DR AMY KHOR, Minister of State for Health.
To tackle this, Dr Khor said efforts are being made to tap technology and automation, as well as to redesign nurses' work, so they could do less manual tasks such as keying patients' vital signs into the computer system. More support care staff are also being hired and trained to help nurses with basic patient care, freeing the nurses for more complex work, she added.
Meanwhile, allowing advanced practice nurses to prescribe medicine alongside doctors will bring more convenience to patients, said Ms Julia Eng, deputy director of nursing at KK Women's and Children's Hospital.
"This announcement is exciting as it not only recognises the work of advanced practice nurses but also makes our jobs more efficient," said Ms Eng, who is herself an advanced practice nurse.
"It also saves patients visits to specialist outpatient clinics at the hospitals for assessment by doctors, facilitating quicker transitions."
To augment nurses' skills, more on-the-job and speciality clinical skills training will be provided, said Dr Khor.

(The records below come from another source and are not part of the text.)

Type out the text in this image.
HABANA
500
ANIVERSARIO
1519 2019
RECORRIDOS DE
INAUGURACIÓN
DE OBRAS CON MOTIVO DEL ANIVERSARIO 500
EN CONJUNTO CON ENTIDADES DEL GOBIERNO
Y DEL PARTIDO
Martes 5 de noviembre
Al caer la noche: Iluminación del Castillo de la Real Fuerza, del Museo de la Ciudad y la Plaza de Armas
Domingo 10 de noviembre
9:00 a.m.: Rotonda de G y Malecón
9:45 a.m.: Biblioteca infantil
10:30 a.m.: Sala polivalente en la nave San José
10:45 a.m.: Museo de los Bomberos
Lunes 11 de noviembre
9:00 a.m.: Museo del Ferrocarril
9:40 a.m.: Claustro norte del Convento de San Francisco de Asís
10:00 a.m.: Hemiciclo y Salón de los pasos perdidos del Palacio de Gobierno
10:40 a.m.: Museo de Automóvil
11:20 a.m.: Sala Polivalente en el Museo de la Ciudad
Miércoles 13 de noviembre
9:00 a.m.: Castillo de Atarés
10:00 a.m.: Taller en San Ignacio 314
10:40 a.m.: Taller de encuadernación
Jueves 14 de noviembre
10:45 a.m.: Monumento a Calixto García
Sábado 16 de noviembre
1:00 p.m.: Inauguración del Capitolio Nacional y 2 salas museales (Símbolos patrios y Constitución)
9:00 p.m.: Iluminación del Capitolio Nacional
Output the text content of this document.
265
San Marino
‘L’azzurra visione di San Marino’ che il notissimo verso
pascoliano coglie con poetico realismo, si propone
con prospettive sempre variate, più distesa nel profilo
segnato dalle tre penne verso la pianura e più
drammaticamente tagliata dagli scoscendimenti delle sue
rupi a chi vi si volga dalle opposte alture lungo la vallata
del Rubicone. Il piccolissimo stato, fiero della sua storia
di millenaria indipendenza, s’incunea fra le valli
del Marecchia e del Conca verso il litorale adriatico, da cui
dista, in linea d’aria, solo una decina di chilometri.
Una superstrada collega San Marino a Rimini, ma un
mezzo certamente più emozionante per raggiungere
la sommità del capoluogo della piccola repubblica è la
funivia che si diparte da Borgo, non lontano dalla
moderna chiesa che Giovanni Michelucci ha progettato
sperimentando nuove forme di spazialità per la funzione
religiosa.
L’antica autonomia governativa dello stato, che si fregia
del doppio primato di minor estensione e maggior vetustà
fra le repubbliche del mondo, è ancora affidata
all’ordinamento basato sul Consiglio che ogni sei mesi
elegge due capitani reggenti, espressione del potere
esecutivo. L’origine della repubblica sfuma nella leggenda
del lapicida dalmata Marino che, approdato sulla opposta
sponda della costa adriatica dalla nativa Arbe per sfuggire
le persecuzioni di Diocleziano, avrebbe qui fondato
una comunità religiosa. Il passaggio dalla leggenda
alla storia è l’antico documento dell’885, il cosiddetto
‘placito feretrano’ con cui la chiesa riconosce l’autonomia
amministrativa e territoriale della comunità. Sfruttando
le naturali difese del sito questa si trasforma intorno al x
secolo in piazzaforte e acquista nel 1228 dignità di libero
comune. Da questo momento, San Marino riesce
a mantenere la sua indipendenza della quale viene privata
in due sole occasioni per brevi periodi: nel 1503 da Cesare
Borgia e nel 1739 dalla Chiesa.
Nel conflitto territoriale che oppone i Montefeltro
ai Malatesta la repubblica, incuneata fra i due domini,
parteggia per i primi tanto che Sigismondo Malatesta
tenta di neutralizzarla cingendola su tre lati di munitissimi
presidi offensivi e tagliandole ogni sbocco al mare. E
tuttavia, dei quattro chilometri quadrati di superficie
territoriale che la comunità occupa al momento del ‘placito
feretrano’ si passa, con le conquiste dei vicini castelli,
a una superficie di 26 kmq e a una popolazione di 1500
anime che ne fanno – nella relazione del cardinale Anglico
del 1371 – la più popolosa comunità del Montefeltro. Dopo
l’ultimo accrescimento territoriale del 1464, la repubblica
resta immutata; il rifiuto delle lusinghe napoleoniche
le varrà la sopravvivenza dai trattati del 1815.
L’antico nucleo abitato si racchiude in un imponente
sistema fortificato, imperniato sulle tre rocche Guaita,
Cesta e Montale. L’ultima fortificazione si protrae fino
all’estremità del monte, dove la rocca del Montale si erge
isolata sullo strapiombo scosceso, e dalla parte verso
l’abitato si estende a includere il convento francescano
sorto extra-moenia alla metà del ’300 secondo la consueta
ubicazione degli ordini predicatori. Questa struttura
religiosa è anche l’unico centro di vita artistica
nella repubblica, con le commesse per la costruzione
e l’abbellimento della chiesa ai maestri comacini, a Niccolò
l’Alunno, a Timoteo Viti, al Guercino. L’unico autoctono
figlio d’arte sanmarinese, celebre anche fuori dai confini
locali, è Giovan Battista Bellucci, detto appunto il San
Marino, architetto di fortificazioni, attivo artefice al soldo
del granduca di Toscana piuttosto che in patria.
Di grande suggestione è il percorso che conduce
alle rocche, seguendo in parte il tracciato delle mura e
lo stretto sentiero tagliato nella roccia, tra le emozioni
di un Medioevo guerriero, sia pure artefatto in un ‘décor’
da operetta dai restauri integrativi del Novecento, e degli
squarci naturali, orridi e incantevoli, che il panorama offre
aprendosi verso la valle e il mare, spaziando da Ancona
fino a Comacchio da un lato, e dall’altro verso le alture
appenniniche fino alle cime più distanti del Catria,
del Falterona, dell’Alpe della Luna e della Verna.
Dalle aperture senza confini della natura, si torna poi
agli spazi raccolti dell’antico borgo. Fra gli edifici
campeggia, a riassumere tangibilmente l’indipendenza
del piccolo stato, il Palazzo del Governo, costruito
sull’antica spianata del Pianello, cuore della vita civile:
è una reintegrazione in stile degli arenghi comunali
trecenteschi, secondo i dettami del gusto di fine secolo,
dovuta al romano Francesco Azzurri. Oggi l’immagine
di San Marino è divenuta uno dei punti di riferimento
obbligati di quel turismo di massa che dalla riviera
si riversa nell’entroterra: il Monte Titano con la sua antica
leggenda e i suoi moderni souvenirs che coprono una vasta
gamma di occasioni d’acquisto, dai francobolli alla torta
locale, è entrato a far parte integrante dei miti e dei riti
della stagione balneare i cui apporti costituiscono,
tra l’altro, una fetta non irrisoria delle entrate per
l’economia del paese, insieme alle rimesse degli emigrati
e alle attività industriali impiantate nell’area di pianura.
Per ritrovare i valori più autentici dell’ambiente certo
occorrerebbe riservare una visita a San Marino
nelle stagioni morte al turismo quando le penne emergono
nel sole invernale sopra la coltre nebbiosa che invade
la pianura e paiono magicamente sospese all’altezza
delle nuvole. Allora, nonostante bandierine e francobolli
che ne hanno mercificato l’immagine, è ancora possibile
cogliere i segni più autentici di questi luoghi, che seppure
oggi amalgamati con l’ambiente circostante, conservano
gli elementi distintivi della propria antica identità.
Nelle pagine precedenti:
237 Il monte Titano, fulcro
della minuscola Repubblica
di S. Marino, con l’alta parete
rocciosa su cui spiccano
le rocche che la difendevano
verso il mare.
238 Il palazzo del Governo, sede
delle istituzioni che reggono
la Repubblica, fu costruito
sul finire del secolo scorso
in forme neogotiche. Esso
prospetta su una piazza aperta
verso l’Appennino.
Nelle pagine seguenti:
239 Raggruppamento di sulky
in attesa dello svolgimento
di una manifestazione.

One example is a new part-time and modular graduate diploma to be offered by the National University of Singapore in August.
Community nursing will also play a bigger role. For instance, community nurse posts have been set up since December, in which nurses are attached to seniors' activity centres, residents' committee centres and community centres.
The newest additions are 30 nurses from SGH and Changi General Hospital. So far, they have attended to more than 260 elderly residents suffering from chronic diseases in the east and south-east regions of Singapore, such as Bukit Merah, Katong and Tampines.
Mr Bidin Salim, 79, no longer has to walk 30 minutes to Bukit Merah Polyclinic as he can seek advice at the community nursing post at a seniors' activity centre a stone's throw away from his home.
"The NTUC Health SilverACE centre is only a 10-minute walk away," said Mr Bidin, who suffers from chronic illnesses like high cholesterol and hypertension.
"It is so much more convenient to have a medical check-up with the nurses at the centre than at the polyclinic," he added.